The most informative design is the ‘double-blind randomised comparison’ in which some participants receive the new medicine while others receive an alternative. The alternative treatment, sometimes called the ‘control’, may be either:

  • A placebo – inactive ‘dummy’ treatment.
  • An active comparator – generally consisting of a well-established treatment (the standard of care, sometimes called “the gold standard” for the illness being studied.

Participants are allocated to each study group randomly, i.e. by chance.

The trial is set up in such a way that while it is going on, neither the doctor nor the participant knows who is receiving which medicine, i.e. it is double-blind. This reduces the potential for bias in the results.

In such trials, the results are presented in terms of the difference between the group receiving the new medicine and the control group:

  • Where the comparison is against a placebo, this difference is a measure of the real effect of the new medicine.
  • Where the comparison is with an active comparator, the difference gives an insight into how the new medicine compares with current medical practice. 
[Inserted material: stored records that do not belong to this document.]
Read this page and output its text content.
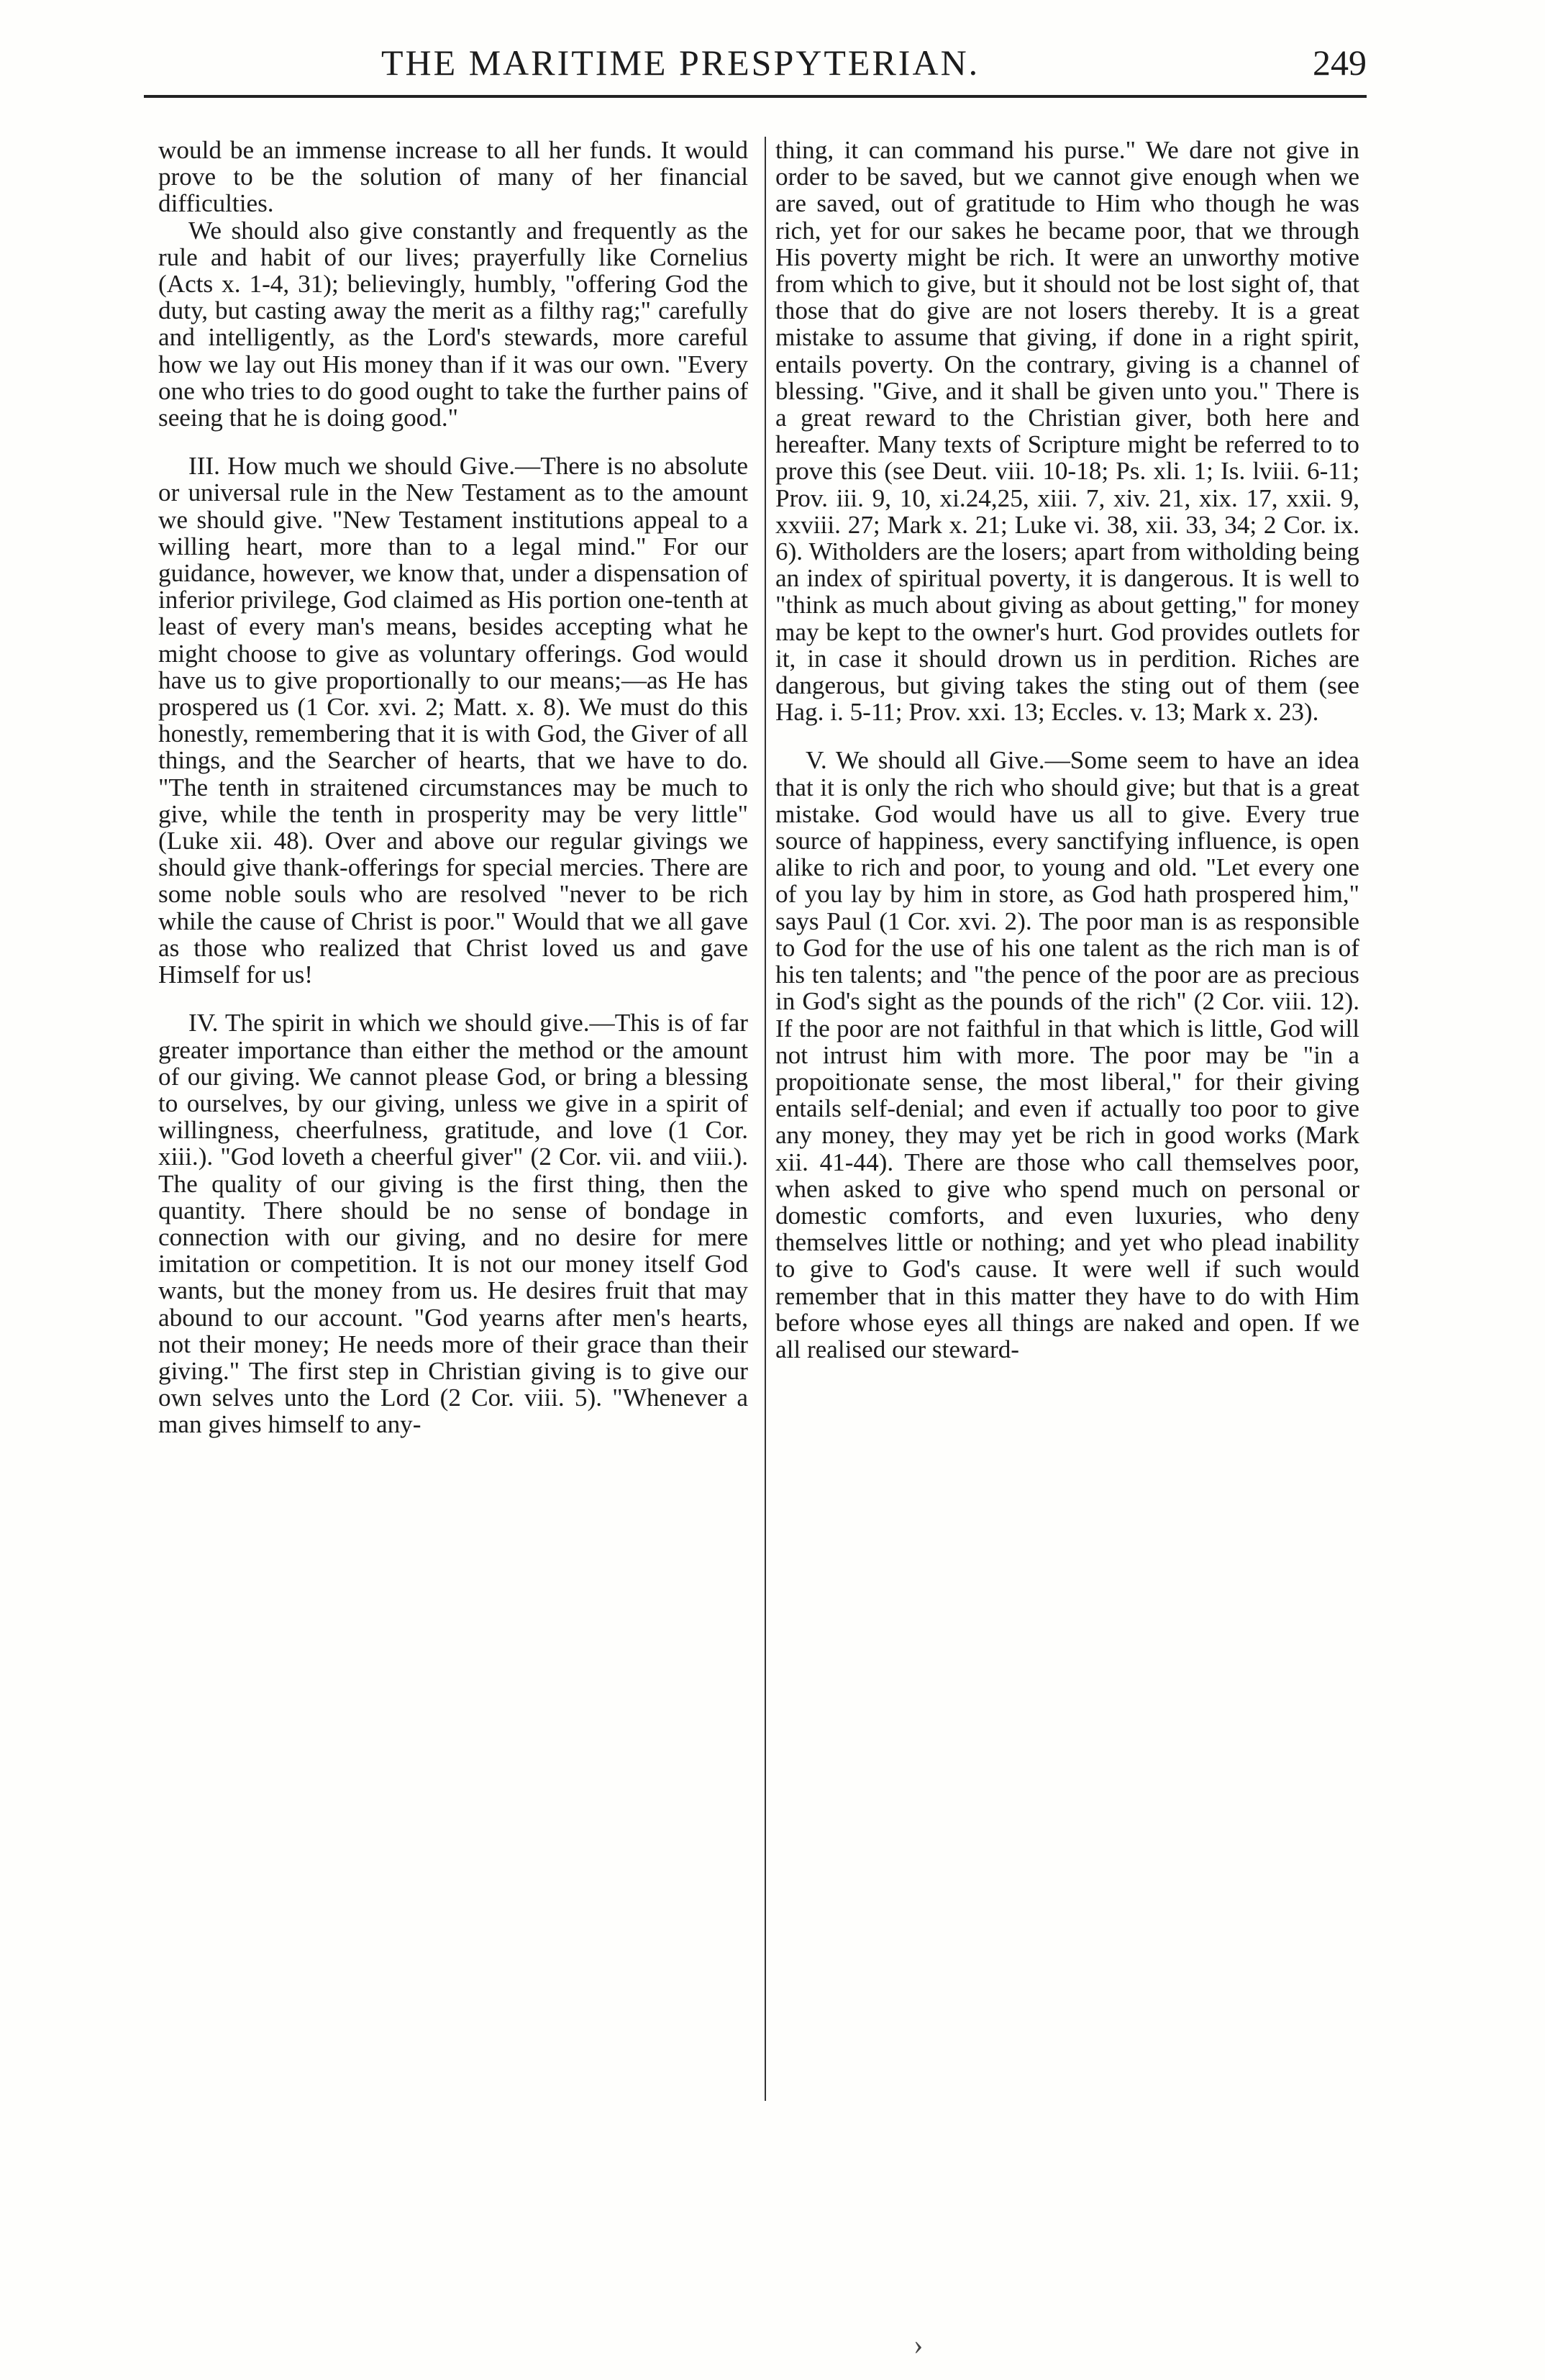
THE MARITIME PRESPYTERIAN.	249

would be an immense increase to all her funds. It would prove to be the solution of many of her financial difficulties.

We should also give constantly and frequently as the rule and habit of our lives; prayerfully like Cornelius (Acts x. 1-4, 31); believingly, humbly, "offering God the duty, but casting away the merit as a filthy rag;" carefully and intelligently, as the Lord's stewards, more careful how we lay out His money than if it was our own. "Every one who tries to do good ought to take the further pains of seeing that he is doing good."

III. How much we should Give.—There is no absolute or universal rule in the New Testament as to the amount we should give. "New Testament institutions appeal to a willing heart, more than to a legal mind." For our guidance, however, we know that, under a dispensation of inferior privilege, God claimed as His portion one-tenth at least of every man's means, besides accepting what he might choose to give as voluntary offerings. God would have us to give proportionally to our means;—as He has prospered us (1 Cor. xvi. 2; Matt. x. 8). We must do this honestly, remembering that it is with God, the Giver of all things, and the Searcher of hearts, that we have to do. "The tenth in straitened circumstances may be much to give, while the tenth in prosperity may be very little" (Luke xii. 48). Over and above our regular givings we should give thank-offerings for special mercies. There are some noble souls who are resolved "never to be rich while the cause of Christ is poor." Would that we all gave as those who realized that Christ loved us and gave Himself for us!

IV. The spirit in which we should give.—This is of far greater importance than either the method or the amount of our giving. We cannot please God, or bring a blessing to ourselves, by our giving, unless we give in a spirit of willingness, cheerfulness, gratitude, and love (1 Cor. xiii.). "God loveth a cheerful giver" (2 Cor. vii. and viii.). The quality of our giving is the first thing, then the quantity. There should be no sense of bondage in connection with our giving, and no desire for mere imitation or competition. It is not our money itself God wants, but the money from us. He desires fruit that may abound to our account. "God yearns after men's hearts, not their money; He needs more of their grace than their giving." The first step in Christian giving is to give our own selves unto the Lord (2 Cor. viii. 5). "Whenever a man gives himself to any-

thing, it can command his purse." We dare not give in order to be saved, but we cannot give enough when we are saved, out of gratitude to Him who though he was rich, yet for our sakes he became poor, that we through His poverty might be rich. It were an unworthy motive from which to give, but it should not be lost sight of, that those that do give are not losers thereby. It is a great mistake to assume that giving, if done in a right spirit, entails poverty. On the contrary, giving is a channel of blessing. "Give, and it shall be given unto you." There is a great reward to the Christian giver, both here and hereafter. Many texts of Scripture might be referred to to prove this (see Deut. viii. 10-18; Ps. xli. 1; Is. lviii. 6-11; Prov. iii. 9, 10, xi.24,25, xiii. 7, xiv. 21, xix. 17, xxii. 9, xxviii. 27; Mark x. 21; Luke vi. 38, xii. 33, 34; 2 Cor. ix. 6). Witholders are the losers; apart from witholding being an index of spiritual poverty, it is dangerous. It is well to "think as much about giving as about getting," for money may be kept to the owner's hurt. God provides outlets for it, in case it should drown us in perdition. Riches are dangerous, but giving takes the sting out of them (see Hag. i. 5-11; Prov. xxi. 13; Eccles. v. 13; Mark x. 23).

V. We should all Give.—Some seem to have an idea that it is only the rich who should give; but that is a great mistake. God would have us all to give. Every true source of happiness, every sanctifying influence, is open alike to rich and poor, to young and old. "Let every one of you lay by him in store, as God hath prospered him," says Paul (1 Cor. xvi. 2). The poor man is as responsible to God for the use of his one talent as the rich man is of his ten talents; and "the pence of the poor are as precious in God's sight as the pounds of the rich" (2 Cor. viii. 12). If the poor are not faithful in that which is little, God will not intrust him with more. The poor may be "in a propoitionate sense, the most liberal," for their giving entails self-denial; and even if actually too poor to give any money, they may yet be rich in good works (Mark xii. 41-44). There are those who call themselves poor, when asked to give who spend much on personal or domestic comforts, and even luxuries, who deny themselves little or nothing; and yet who plead inability to give to God's cause. It were well if such would remember that in this matter they have to do with Him before whose eyes all things are naked and open. If we all realised our steward-

›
In both cases, two aspects of the difference found are likely to be reported:

  1. Size: This is often reported as a ‘point estimate’ (the actual difference recorded in this particular trial) together with a ‘95% confidence interval’. This is the range within which we can be 95% sure that the true difference would be represented in the population (all patients having the disease being studied). Although you may detect a statistical significance, it may not be clinically relevant. Generally speaking, the larger this difference, the more likely it is to be clinically relevant (to increase survival by a year is of more clinical relevance than to increase it by a day).
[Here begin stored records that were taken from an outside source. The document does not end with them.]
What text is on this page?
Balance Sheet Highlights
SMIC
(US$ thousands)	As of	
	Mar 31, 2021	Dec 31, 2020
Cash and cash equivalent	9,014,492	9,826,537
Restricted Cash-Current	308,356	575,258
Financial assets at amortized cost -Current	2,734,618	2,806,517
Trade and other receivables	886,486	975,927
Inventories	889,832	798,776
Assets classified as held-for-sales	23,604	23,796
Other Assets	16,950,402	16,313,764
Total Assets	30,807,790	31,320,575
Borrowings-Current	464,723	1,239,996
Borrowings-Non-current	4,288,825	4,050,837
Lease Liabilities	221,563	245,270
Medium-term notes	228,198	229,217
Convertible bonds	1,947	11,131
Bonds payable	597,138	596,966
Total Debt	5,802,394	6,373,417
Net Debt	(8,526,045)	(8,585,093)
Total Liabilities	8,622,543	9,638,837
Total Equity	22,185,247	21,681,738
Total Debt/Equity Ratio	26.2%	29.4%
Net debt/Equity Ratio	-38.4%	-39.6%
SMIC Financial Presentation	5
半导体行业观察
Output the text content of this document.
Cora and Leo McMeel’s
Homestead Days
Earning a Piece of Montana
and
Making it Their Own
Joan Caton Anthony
  2. Statistical significance: Because some individuals respond better than others to treatment, there is always a risk that the difference between groups seen in a clinical trial may have arisen by chance. For example, if all the inherently good responders were randomised to one group and the bad responders to the other. Statisticians can calculate how likely it is for this scenario to have occurred in a particular clinical trial and they express their result as a ‘p-value’. This can be defined as the probability that a difference at least as large as the one observed could have arisen by chance if in reality there was no difference between the two treatments. A p-value of 0.05 means that there is a 5% or 1 in 20 chance of the difference being due to chance. It is conventionally taken as the threshold for accepting results as ‘statistically significant’. It is important to realise that the word ‘significant’ used in this sense says nothing about the clinical importance of the results – it merely offers reassurance that the result is unlikely to be accidental. For example, a one metre increase in a six-minute walk distance might, in a large enough trial, be shown to be statistically significant (i.e. unlikely to have arisen by chance) but it would never be regarded by a heart-failure patient or his doctor as being of any clinical value.
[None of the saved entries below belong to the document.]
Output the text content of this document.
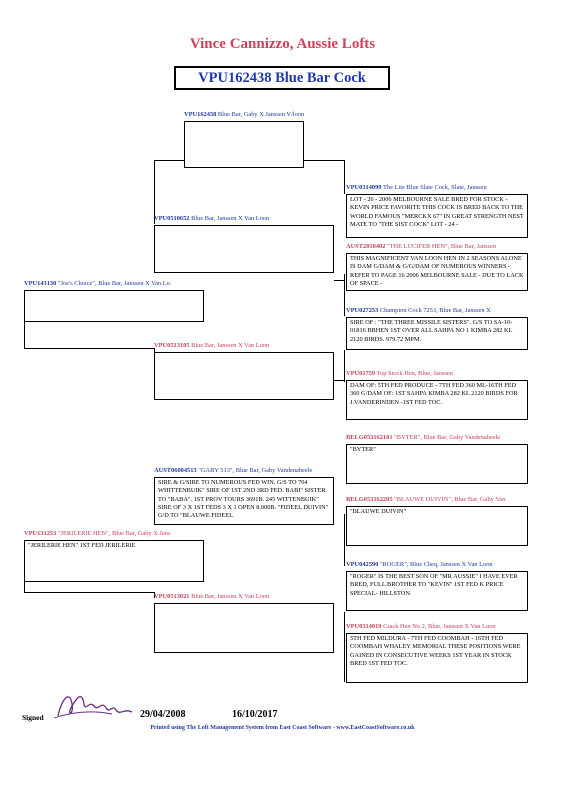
Vince Cannizzo, Aussie Lofts
VPU162438 Blue Bar Cock
VPU162438 Blue Bar, Gaby X Janssen V/loon
VPU0510652 Blue Bar, Janssen X Van Loon
VPU143130 "Joe's Choice", Blue Bar, Janssen X Van Lo
VPU0513105 Blue Bar, Janssen X Van Loon
VPU0314099 The Lite Blue Slate Cock, Slate, Janssen
LOT - 26 - 2006 MELBOURNE SALE BRED FOR STOCK - KEVIN PRICE FAVORITE THIS COCK IS BRED BACK TO THE WORLD FAMOUS "MERCKX 67" IN GREAT STRENGTH NEST MATE TO "THE SIST COCK" LOT - 24 -
AUST2010402 "THE LUCIFER HEN", Blue Bar, Janssen
THIS MAGNIFICENT VAN LOON HEN IN 2 SEASONS ALONE IS DAM G/DAM & G/G/DAM OF NUMEROUS WINNERS - REFER TO PAGE 16 2006 MELBOURNE SALE - DUE TO LACK OF SPACE -
VPU027253 Champion Cock 7253, Blue Bar, Janssen X
SIRE OF : "THE THREE MISSILE SISTERS". G/S TO SA-10-01816 BBHEN 1ST OVER ALL SAHPA NO 1 KIMBA 282 KL 2120 BIRDS. 979.72 MPM.
VPU01759 Top Stock Hen, Blue, Janssen
DAM OF: 5TH FED PRODUCE - 7TH FED 360 ML-16TH FED 360 G/DAM OF: 1ST SAHPA KIMBA 282 KL 2120 BIRDS FOR J.VANDERINDEN -1ST FED TOC.
AUST06004513 "GABY 513", Blue Bar, Gaby Vandenabeele
SIRE & G/SIRE TO NUMEROUS FED WIN. G/S TO 704 WHITTENBUIK" SIRE OF 1ST 2ND 3RD FED. BABI" SISTER TO "BABA". 1ST PROV TOURS 3691B. 245 WITTENBUIK" SIRE OF 3 X 1ST FEDS 3 X 1 OPEN 8.000B. "FIDEEL DUIVIN" G/D TO "BLAUWE FIDEEL
BELG053162101 "BYTER", Blue Bar, Gaby Vandenabeele
"BYTER"
BELG053162205 "BLAUWE DUIVIN", Blue Bar, Gaby Van
"BLAUWE DUIVIN"
VPU131253 "JERILERIE HEN", Blue Bar, Gaby X Jans
"JERILERIE HEN" 1ST FED JERILERIE
VPU042590 "ROGER", Blue Cheq, Janssen X Van Loon
"ROGER" IS THE BEST SON OF "MR AUSSIE" I HAVE EVER BRED, FULL BROTHER TO "KEVIN" 1ST FED K PRICE SPECIAL- HILLSTON.
VPU0513021 Blue Bar, Janssen X Van Loon
VPU0314019 Crack Hen No 2, Blue, Janssen X Van Loon
5TH FED MILDURA - 7TH FED COOMBAH - 16TH FED COOMBAH WHALEY MEMORIAL THESE POSITIONS WERE GAINED IN CONSECUTIVE WEEKS 1ST YEAR IN STOCK BRED 1ST FED TOC.
Signed	29/04/2008	16/10/2017
Printed using The Loft Management System from East Coast Software - www.EastCoastSoftware.co.uk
A second important group of clinical trials, often conducted to investigate long-term safety, takes the form of observational studies. In these there is no control group – everyone is treated with the new medicine and their experience is recorded. No differences between groups can arise (either accidentally or through genuine therapeutic effects) and hence there is no place for significance testing. Balanced against these shortcomings, open-label trials often include large numbers of participants (up to several thousand) studied for long periods of time (several years in some cases). These trials therefore make it easier to detect rare side effects and those that take a long time to develop.

The results of such trials list different adverse events and how frequently they were seen.